Con los certificados en mano, los vecinos aseguran que las fuertes ráfagas de viento que se registraron en las últimas semanas pusieron en peligro las viviendas.
“La tormenta del otro día voló una chapa del techo y si no me pongo yo enfrente, le da al nene que estaba durmiendo”, se oyó comentar a una mujer angustiada, mientras un joven padre de siete niños invitó a pasar a su casa y señaló las grietas con las que conviven. Otros tuvieron menos suerte: sólo pueden mostrar los escombros desparramados en el terreno que alguna vez los cobijó.
TRÁMITES EN VANO
En la Secretaría de Promoción Comunitaria de la Municipalidad les dijeron que presentaran una nota solicitando los materiales que necesitan para reconstruir las casas dañadas. Algunos tienen el sello de “Recibido” en el mes de julio, pero hasta ahora no les dieron ni un ladrillo. Y aunque esperan, desesperan, porque están cansados de tanta burocracia que va en desmedro de una mejor calidad de vida.
“Queremos saber qué va a pasar con nosotros. Los políticos dicen muchas cosas pero hacen poco”, es la queja recurrente, agravada ahora por el inminente cambio de manos del gobierno provincial y municipal.
Todos coinciden en que en el barrio “hay bronca generalizada y una gran depresión”. No es para menos: el Salado y el desamparo en que los sumió quienes tienen la obligación de comandar este naufragio los dejó con “muchas preguntas sin respuestas y un futuro muy incierto”.
Peor que antes
Los vecinos enumeraron una serie de problemas que ya padecían antes de la inundación:
Hace unos días empezó a entrar hasta Juan D. de Solís la única línea de colectivo que pasa cerca, pero desde Arenales tienen que caminar más de 10 cuadras.

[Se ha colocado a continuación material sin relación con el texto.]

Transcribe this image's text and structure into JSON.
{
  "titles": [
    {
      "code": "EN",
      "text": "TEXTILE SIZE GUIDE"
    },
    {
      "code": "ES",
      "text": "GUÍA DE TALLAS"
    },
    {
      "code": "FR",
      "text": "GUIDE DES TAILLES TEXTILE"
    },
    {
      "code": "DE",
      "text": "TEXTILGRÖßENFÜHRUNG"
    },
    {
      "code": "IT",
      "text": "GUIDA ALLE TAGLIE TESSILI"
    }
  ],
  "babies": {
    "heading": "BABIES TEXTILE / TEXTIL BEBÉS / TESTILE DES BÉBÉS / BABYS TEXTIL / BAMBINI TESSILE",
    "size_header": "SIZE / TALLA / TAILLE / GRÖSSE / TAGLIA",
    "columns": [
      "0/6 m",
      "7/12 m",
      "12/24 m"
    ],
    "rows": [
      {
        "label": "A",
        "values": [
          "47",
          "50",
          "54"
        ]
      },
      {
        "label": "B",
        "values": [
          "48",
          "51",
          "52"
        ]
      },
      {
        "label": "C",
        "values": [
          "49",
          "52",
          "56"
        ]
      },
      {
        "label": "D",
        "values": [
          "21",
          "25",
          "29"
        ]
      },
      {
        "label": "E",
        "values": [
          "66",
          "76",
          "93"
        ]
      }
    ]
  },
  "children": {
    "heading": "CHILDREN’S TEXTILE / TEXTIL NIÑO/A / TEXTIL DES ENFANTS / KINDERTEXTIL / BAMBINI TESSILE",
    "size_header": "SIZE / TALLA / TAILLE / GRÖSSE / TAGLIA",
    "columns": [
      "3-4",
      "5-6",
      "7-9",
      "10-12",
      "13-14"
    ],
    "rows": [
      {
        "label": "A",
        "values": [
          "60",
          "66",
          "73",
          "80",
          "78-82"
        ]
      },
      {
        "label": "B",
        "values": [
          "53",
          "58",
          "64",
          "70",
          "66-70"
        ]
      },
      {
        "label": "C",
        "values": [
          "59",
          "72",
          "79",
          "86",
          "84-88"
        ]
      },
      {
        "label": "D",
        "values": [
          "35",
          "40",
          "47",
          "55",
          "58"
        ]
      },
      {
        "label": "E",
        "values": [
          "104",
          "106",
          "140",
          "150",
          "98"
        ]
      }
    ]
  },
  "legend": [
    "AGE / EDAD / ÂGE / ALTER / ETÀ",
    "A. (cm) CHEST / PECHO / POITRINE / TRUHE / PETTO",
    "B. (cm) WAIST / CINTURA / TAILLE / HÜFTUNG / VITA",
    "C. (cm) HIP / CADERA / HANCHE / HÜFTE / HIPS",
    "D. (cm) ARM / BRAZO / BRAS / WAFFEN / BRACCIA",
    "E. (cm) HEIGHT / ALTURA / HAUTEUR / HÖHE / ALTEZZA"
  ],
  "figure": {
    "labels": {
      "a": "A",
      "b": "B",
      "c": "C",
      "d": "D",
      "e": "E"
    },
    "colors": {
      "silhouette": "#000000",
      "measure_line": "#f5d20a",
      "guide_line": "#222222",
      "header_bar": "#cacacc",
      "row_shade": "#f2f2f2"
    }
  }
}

No cuentan con vigilancia policial de día ni de noche.
No hay iluminación en la zona.
Hay inseguridad: “El otro día, a mi hijo le pasó una bala por al lado”, aseguró una vecina.
No hay mejorado en algunas calles.
Pérdidas infantiles
Dejando de lado el dolor propio, los grandes aseguran que la inundación marcó para siempre a los niños que se inundaron. “Quedaron muy afectados porque perdieron mucho. Ellos tenían sus cositas, por pocas que fueran: un muñequito, una foto, su ropa, sus mascotas. Perdieron lo que más querían”. Algunos están siendo asistidos con tratamiento psicológico, al igual que sus padres, porque todavía no pueden superar los momentos dramáticos que vivieron y la sensación de despojo que los embargó cuando volvieron a sus casas, después de residir en un centro de evacuados.